Reputation: 37
I am trying to update an existing column in pyspark but seems like old values in the column are getting updated as well despite no otherwise condition
+-----+-----+-----+-----+-----+----+ |cntry|cde_1|cde_2|rsn_1|rsn_2|FLAG| +-----+-----+-----+-----+-----+----+ | MY| A| | 1| 2|null| | MY| G| | 1| 2|null| | MY| | G| 1| 2|null| | TH| A| | 16| 2|null| | TH| B| | 1| 16| 1| | TH| | W| 16| 2| 1| +-----+-----+-----+-----+-----+----+
df = sc.parallelize([ ["MY","A","","1","2"], ["MY","G","","1","2"], ["MY","","G","1","2"], ["TH","A","","16","2"], ["TH","B","","1","16"], ["TH","","W","16","2"] ]).toDF(("cntry", "cde_1", "cde_2", "rsn_1", "rsn_2"))
df = df.withColumn('FLAG', F.when( (df.cntry == "MY") & ( (df.cde_1.isin("G") ) | (df.cde_2.isin("G") ) ) & ( (df.rsn_1 == "1") | (df.rsn_2 == "1") ) , 1))
df = df.withColumn('FLAG', F.when( (df.cntry == "TH") & ( (df.cde_1.isin("B", "W") ) | (df.cde_2.isin("B", "W") ) ) & ( (df.rsn_1 == "16") | (df.rsn_2 == "16") ) , 1))
Upvotes: 1
Views: 58
Reputation: 13459
You need to combine your conditions using the Boolean OR. Like this:
df = sc.parallelize([ ["MY","A","","1","2"], ["MY","G","","1","2"], ["MY","","G","1","2"], ["TH","A","","16","2"], ["TH","B","","1","16"], ["TH","","W","16","2"] ]).toDF(("cntry", "cde_1", "cde_2", "rsn_1", "rsn_2"))

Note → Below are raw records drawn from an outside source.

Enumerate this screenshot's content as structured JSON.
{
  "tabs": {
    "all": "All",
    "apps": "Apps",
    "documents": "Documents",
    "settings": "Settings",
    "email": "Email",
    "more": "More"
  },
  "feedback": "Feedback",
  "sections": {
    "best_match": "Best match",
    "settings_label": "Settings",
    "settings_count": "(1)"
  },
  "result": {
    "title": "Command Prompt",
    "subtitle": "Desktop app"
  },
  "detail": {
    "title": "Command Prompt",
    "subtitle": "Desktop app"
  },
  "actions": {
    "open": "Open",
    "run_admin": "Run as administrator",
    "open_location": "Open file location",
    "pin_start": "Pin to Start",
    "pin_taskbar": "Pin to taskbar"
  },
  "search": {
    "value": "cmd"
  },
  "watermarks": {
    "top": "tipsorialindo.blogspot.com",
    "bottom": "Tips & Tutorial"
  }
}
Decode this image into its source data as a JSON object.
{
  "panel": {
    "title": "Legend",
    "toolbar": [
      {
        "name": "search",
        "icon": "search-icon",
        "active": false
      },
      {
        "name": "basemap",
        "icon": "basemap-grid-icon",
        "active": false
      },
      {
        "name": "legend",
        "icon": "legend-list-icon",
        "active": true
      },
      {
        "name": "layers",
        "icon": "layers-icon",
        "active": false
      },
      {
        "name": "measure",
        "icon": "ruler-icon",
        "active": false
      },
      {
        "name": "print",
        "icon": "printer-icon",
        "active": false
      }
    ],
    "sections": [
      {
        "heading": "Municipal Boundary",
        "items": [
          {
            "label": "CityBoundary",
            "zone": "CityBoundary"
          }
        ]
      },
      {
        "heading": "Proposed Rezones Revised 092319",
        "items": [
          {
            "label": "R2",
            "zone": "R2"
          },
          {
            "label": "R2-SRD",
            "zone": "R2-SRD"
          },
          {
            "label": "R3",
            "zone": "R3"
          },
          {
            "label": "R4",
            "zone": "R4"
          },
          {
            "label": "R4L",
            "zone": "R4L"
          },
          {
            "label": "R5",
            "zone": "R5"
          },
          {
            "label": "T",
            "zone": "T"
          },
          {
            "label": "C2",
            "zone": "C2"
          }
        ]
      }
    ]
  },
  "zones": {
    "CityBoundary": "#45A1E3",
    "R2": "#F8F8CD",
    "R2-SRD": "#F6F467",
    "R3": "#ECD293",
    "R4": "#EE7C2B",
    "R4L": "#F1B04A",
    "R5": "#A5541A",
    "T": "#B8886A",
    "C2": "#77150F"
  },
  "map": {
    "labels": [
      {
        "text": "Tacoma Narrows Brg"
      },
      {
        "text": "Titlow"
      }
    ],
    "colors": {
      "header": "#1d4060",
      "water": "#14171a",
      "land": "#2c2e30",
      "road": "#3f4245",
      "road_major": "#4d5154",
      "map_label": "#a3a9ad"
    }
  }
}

cond1 = (df.cntry == "MY") & ( (df.cde_1.isin("G") ) | (df.cde_2.isin("G") ) ) & ( (df.rsn_1 == "1") | (df.rsn_2 == "1") )
cond2 = (df.cntry == "TH") & ( (df.cde_1.isin("B", "W") ) | (df.cde_2.isin("B", "W") ) ) & ( (df.rsn_1 == "16") | (df.rsn_2 == "16") )
df.withColumn("FLAG", F.when(cond1 | cond2, 1)).show()
In your last line, you overwrite the FLAG
column, as you’re not referencing its previous state. That’s why the previous values are not preserved.
Instead of combining the expressions, you could also use when(cond1, 1).otherwise(when(cond2, 1))
. That’s a stylistic choice.
Upvotes: 1